13 November 2012

Nigeria: NERC Seeks Transparency in Estimated Billing Methodology

The Nigerian Electricity Regulatory Commission (NERC) has asked successor Power Holding Company of Nigeria (PHCN) distribution companies to ensure sustained transparency in its calculation of estimated electricity tariff dished out to customers without metering facilities.

NERC in a reaction to deluge of complaints on excessive estimated billing brought against PHCN distribution companies by customers has directed the discos to immediately initiate technical workshops aimed at educating their staff on processes involved in calculating and arriving at accurate estimated electricity tariff.

According to a statement from the commission in Abuja, the workshop is expected to bridge the gap between regulations and effective implementation of contents of the Multi Year Tariff Order 2 (MYTO 2), which came into effect in June 2012 following discovery by NERC that PHCN discos have opted to neglect rigorous application of transparent methodology in the estimation of electricity bills of customers.

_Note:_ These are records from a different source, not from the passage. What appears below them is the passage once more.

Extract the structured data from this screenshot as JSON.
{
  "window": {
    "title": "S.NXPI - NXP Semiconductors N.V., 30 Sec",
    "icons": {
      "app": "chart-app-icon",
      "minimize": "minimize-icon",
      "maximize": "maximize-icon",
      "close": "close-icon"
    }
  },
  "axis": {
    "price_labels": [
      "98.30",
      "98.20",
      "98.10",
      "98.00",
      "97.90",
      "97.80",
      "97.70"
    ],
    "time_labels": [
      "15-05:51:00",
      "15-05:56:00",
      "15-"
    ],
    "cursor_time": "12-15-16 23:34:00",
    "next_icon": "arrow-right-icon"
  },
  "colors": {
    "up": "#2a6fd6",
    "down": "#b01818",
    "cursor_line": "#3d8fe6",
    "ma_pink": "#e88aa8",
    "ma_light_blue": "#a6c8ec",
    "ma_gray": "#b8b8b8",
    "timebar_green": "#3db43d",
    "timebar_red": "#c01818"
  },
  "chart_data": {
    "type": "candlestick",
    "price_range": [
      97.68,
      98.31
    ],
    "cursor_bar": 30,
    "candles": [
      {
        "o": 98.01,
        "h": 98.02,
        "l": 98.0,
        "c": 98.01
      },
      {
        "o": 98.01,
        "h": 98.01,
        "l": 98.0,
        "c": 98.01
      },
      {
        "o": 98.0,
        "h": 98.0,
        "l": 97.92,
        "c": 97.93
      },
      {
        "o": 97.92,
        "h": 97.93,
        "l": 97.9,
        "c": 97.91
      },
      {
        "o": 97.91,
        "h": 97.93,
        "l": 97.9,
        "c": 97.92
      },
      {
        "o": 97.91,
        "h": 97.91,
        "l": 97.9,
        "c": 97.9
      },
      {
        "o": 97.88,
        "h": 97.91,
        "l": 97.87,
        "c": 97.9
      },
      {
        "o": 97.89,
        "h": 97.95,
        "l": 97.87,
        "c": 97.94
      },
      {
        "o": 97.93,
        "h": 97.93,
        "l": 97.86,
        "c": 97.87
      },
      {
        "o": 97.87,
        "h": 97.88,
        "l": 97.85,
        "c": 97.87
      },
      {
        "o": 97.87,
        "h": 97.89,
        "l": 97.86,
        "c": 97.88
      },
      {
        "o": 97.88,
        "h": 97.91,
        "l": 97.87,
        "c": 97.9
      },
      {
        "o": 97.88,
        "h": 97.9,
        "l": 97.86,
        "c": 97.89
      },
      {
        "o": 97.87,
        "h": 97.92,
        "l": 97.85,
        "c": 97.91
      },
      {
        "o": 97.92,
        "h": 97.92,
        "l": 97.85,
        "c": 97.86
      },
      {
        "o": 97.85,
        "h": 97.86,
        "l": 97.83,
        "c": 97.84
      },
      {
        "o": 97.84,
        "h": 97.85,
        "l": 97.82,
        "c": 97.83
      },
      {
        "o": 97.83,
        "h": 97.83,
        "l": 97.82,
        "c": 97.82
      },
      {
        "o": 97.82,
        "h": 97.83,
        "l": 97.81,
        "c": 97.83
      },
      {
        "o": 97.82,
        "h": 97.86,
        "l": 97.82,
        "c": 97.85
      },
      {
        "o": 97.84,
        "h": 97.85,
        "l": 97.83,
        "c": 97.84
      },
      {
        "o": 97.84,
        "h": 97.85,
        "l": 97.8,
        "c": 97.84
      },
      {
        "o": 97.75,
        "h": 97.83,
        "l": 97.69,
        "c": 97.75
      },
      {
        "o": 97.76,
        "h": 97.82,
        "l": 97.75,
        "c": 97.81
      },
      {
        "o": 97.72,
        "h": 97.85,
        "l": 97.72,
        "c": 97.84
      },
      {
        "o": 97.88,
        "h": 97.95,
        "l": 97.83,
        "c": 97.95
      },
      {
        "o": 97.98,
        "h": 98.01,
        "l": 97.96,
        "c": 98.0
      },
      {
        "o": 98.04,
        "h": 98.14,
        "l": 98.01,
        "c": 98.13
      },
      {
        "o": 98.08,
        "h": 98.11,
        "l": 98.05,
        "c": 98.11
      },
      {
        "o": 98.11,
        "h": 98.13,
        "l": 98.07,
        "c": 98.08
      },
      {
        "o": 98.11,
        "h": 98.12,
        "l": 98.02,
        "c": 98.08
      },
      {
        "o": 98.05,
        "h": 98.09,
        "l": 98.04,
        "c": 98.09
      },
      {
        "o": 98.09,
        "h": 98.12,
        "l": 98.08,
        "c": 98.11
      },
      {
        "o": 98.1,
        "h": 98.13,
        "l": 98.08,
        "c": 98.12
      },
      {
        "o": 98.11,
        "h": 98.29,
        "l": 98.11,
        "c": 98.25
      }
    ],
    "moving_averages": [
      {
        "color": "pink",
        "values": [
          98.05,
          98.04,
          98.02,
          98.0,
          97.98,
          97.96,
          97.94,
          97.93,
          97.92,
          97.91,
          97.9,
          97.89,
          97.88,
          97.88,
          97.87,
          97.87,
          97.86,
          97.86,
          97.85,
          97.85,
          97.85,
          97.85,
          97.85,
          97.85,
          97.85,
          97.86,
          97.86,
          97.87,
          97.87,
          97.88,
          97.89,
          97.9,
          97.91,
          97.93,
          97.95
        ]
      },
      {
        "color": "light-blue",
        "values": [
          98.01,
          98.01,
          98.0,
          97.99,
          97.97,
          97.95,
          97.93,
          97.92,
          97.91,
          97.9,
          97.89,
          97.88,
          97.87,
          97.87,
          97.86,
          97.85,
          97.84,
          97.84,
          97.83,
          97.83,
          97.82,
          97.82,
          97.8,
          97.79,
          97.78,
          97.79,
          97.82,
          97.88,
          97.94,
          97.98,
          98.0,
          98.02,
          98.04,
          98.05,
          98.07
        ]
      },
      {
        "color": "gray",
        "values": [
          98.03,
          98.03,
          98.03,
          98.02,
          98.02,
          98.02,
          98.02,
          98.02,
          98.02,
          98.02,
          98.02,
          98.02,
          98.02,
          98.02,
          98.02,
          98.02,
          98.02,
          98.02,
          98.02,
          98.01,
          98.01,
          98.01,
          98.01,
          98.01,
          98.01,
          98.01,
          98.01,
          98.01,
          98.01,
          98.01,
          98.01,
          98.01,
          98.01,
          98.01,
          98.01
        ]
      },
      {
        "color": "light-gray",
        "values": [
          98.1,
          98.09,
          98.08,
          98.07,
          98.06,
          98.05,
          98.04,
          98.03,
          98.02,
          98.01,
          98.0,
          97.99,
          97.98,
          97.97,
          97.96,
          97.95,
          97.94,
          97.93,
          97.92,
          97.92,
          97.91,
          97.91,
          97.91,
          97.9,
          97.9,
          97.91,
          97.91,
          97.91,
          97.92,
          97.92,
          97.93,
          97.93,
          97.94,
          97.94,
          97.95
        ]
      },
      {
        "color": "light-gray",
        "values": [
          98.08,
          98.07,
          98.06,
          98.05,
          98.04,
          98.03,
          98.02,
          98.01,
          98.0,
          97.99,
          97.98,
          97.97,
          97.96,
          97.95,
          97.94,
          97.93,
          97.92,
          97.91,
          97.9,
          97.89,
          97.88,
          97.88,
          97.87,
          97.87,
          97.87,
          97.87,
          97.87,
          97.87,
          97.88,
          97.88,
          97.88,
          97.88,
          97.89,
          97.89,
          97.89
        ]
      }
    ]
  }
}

NERC had enacted the methodology on estimated billing to regulate the practice of arriving at electricity bills for customers who do not have prepaid meters. PHCN discos are required by the process to scientifically calculate electricity consumption of consumers with accuracy such that customers pay for only what they consume.

But investigations by NERC revealed that the staff of PHCN discos do not understand how to apply this methodology.

The commission stated in the statement that this had significant linkage to many of the complaints lodged by customers and has in this regard asked the discos to equip their officials responsible for billing with the necessary information and skills needed to estimate electricity bills in a scientific, fair and transparent manner.

Chairman of NERC, Dr. Sam Amadi, said in the statement: "We have mandated the discos to organise a sensitisation workshop for the business managers in the discos to ensure compliance with the regulation. The workshops must take place before the end of November, 2012. Areas to be dealt with during the sensitisation exercise will include metering plans and targets, and the regulation on connection charges."

Meanwhile, NERC has also endorsed an evidence-based training course in economic regulation aimed at exposing players in Nigeria's power sector of approaches it intends to adopt in improving its regulation of and operation within the country's emerging power sector.

The course, which will be undertaken by UK based ESL Economics and Management Associates, will focus on types of incentive regulation mechanism (IRM) the sector regulator has adopted for regulating the Transmission Company of Nigeria (TCN) and the 11 distribution companies of PHCN.

Accordingly, the course is designed to allow top players in the power sector learn processes through which NERC may determine the forecast of Capital Expenditure (CAPEX) as well as Operations and Maintenance Costs it will allow TCN and the discos to earn over the five years price control period of 2012 to 2017.

It will also give an insight into how NERC may go about determining the 'reasonable' profit it will allow investors to earn on their investments as well as sustainable measures to manage other challenge expected to come up in the power sector reform exercise.